Film brésilien d’Anita Rocha da Silveira (2021), avec Mari Oliveira, Lara Tremouroux, Bruna Linzmeyer, Felipe Frazão, Thiago Fragoso, Joana Medeiros, Bruna G… 2h07. Sortie le 16 mars 2022.
C’est bien connu, le cinéma de genre doit ses lettres de noblesse à ces œuvres qui choisissent ses artifices pour exprimer des idées subversives qui passeraient sans doute plus difficilement sous un régime autoritaire et n’atteindraient certainement pas un public aussi vaste. Tel est le postulat de Medusa dans lequel la réalisatrice Anita Rocha da Silveira exprime un féminisme militant en glissant délibérément vers le fantastique, une longue tradition nationale qu’exprima en son temps un cinéaste tel qu’Alberto Cavalcanti et que Les bonnes manières (2017) de Marco Dutra et Juliana Rojas et Bacurau (2019) de Kleber Mendonça Filho et Juliano Dornelles sont venus rappeler récemment à notre souvenir avec une indéniable virtuosité. Les hauts et les bas spectaculaires du régime politique ont incité ses artistes à donner un relief particulier à leur lutte en détournant la censure. Medusa se présente ainsi comme la chronique d’une bande de justicières autoproclamées qui arpentent les rues à la nuit tombée pour châtier celles qu’elles considèrent comme des pécheresses. Un point de départ qui a donné lieu à bien des séries B anglo-saxonnes, sans alibi d’aucune sorte pour autant, avec en prime ici des incursions réussies sur les registres de la comédie musicale et de l’horreur.

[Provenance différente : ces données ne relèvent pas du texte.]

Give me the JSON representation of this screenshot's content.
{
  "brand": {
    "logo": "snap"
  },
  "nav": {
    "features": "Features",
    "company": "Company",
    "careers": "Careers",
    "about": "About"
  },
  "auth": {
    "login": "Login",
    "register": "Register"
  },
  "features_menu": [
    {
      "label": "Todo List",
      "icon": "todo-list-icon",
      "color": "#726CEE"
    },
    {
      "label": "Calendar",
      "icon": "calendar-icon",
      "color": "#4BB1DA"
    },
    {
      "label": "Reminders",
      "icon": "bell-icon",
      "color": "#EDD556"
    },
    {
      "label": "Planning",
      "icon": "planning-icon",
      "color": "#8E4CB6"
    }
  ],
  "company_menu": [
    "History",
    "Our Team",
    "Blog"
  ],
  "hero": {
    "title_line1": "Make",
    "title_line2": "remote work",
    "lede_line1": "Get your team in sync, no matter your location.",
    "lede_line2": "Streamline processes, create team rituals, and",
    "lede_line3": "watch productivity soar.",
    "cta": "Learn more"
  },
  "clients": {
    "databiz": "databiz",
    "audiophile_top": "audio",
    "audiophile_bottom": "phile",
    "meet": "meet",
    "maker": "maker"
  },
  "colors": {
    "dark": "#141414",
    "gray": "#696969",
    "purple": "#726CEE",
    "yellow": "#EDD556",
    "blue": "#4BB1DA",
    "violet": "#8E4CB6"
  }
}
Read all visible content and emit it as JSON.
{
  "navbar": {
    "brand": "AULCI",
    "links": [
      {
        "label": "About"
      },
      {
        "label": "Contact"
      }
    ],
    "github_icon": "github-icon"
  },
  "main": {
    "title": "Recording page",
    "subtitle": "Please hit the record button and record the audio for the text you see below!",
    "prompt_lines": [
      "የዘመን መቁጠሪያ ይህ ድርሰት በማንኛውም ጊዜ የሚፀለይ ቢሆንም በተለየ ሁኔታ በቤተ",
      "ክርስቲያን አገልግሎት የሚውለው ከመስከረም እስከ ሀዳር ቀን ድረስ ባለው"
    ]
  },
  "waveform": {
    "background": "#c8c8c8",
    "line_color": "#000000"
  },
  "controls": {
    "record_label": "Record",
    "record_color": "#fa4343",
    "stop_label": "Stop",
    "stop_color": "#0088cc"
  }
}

Sa différence, la réalisatrice l’exprime ici par un message subliminal passionnant qu’on peut assimiler au choix à un instinct de survie élémentaire ou à un engagement virulent contre les violences faites aux femmes, avec un humour toujours en embuscade qui n’hésite jamais à dévier du côté du gore. Medusa est un film d’autant plus passionnant que son discours emprunte les voies codifiées du cinéma fantastique pour danser sur les décombres d’une société qui a égaré à la fois sa boussole et son GPS. Ses justicières sortent masquées pour exécuter leurs basses œuvres, mais défendent une cause qu’elles considèrent comme légitime au nom d’une supposée protection des mœurs. Ce qui ne les empêche pas d’exprimer leur romantisme voire de pousser la chansonnette en assumant leur nature de midinettes schizophrènes. Mais au-delà de cette croisade jubilatoire, c’est la société brésilienne et l’hypocrisie de sa piété conservatrice que remettent en cause ces guerrières de la nuit en mal d’amour.
Révélée à la Mostra de Venise avec son premier long métrage, Mate-me por favor (2015), Anita Rocha da Silveira confirme à travers son nouveau film d’un engagement déterminé qui passe par une subversion des codes du giallo, ce genre spécifiquement latin dont les artisans Mario Bava et Dario Argento font aujourd’hui figure de maîtres. D’où le double niveau de lecture de cet opus brillamment mis en scène qui décrit les menaces pesant sur la démocratie brésilienne avant même l’accession au pouvoir de Jair Bolsonaro à travers le pouvoir de nuisance des évangélistes et autres communautés réactionnaires qui voudraient voir la société régentée par des dogmes religieux d’un autre âge. Avec, en filigrane, un étouffement de la sexualité à contre-temps de l’époque dont la frustration ne peut mener qu’aux pires excès et tient lieu de dérivatif à la misère sociale endémique que la récente pandémie n’a contribué qu’à intensifier sous l’effet pervers du populisme. Anita Rocha da Silveira agit donc aussi comme une authentique lanceuse d’alerte.